When adding content in Day One, don’t forget to click/tap the tag icon and assign tags to each journal entry. Add tags for special occasions, people and topics. Why is this important? Because you can then use those tags with Day One’s select feature to extract specific entries for other purposes.
- Have a tag for each member of the family and assign those tags to any journal entry that involves them. You can then select and export the entries for a single person to create a baby book, commemorate a special anniversary or remember a relative.
- Create and publish a travel journal.
- Maintain an inventory of family treasures – old and new.
- Identify journal entries to include in a Christmas newsletter.
- Collect and organize research notes.
- Maintain a timeline of events, treatment and results related to an accident or illness.

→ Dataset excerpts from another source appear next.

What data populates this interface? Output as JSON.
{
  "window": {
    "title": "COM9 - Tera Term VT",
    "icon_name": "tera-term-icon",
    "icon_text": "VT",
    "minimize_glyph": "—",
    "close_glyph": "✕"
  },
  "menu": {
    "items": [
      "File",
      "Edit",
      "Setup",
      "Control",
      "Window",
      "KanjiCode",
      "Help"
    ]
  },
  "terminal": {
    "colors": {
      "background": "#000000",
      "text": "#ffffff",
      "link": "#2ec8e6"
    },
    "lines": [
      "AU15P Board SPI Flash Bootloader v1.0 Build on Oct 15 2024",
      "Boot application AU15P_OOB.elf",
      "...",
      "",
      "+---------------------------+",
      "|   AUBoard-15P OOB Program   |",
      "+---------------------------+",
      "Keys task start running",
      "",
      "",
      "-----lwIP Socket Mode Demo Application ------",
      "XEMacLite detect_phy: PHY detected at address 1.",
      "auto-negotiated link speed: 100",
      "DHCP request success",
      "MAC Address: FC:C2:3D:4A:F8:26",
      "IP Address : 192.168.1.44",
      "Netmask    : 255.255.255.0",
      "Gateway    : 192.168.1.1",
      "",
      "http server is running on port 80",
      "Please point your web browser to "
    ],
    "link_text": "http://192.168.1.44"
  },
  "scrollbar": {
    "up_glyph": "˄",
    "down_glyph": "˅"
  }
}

When tapping the tag icon, Day One presents a list of tags already being used in existing journal entries. This list also shows how many entries have been tagged with each tag. You can use this to select an existing tag – which helps insure consistency.
You can also create tags while writing a journal entry by adding a hash mark (#) in front of the word. When you save the entry, Day One asks if you want that hashtag turned into a tag. Just say yes.
As your journal entries grow, you can easily pull out specific entries using your tags. In the example below, you are looking at the timeline view on Day One for Mac. From this view, click the tag icon (shown highlighted in the icon bar) to display a list of tags, then select the tag (or tags) you want and Day One displays every entry containing that tag. Here there are five.
From here you can click on the Share icon to display your options. You can print these entries, open them as a PDF or export them as PDF, HTML or plain text (includes Markdown codes) documents. When exported to plain text/Markdown, you will receive a single zip file containing a text file with all the entries along with a folder containing any photos from the selected entries. These files can then be imported into writing platforms that support Markdown such as Ulysses and Scrivener.
If you are like me, your tagging strategy will develop over time. This is where Day One’s tag list comes in handy. It keeps me from having repetitive tags like Florida, Fla and FL. In the example above, the Louisiana trip had a brief family history component – looking for a grave in one of the city’s old cemeteries. Notice the “cemetery” tag which is used to pull up any of the photos/notes I’ve included about any of the cemeteries we’ve visited.
Unfortunately there isn’t a bulk editing feature that allows us to add/change tags quickly. That could be very handy – especially when it comes to repurposing journal entries.
Day One isn’t the only journaling app supporting tags. MacJournal users will find it in the Information panel for each journal entry. Check with your app to see if it supports tagging. If so, put it to work to make your journal even more useful.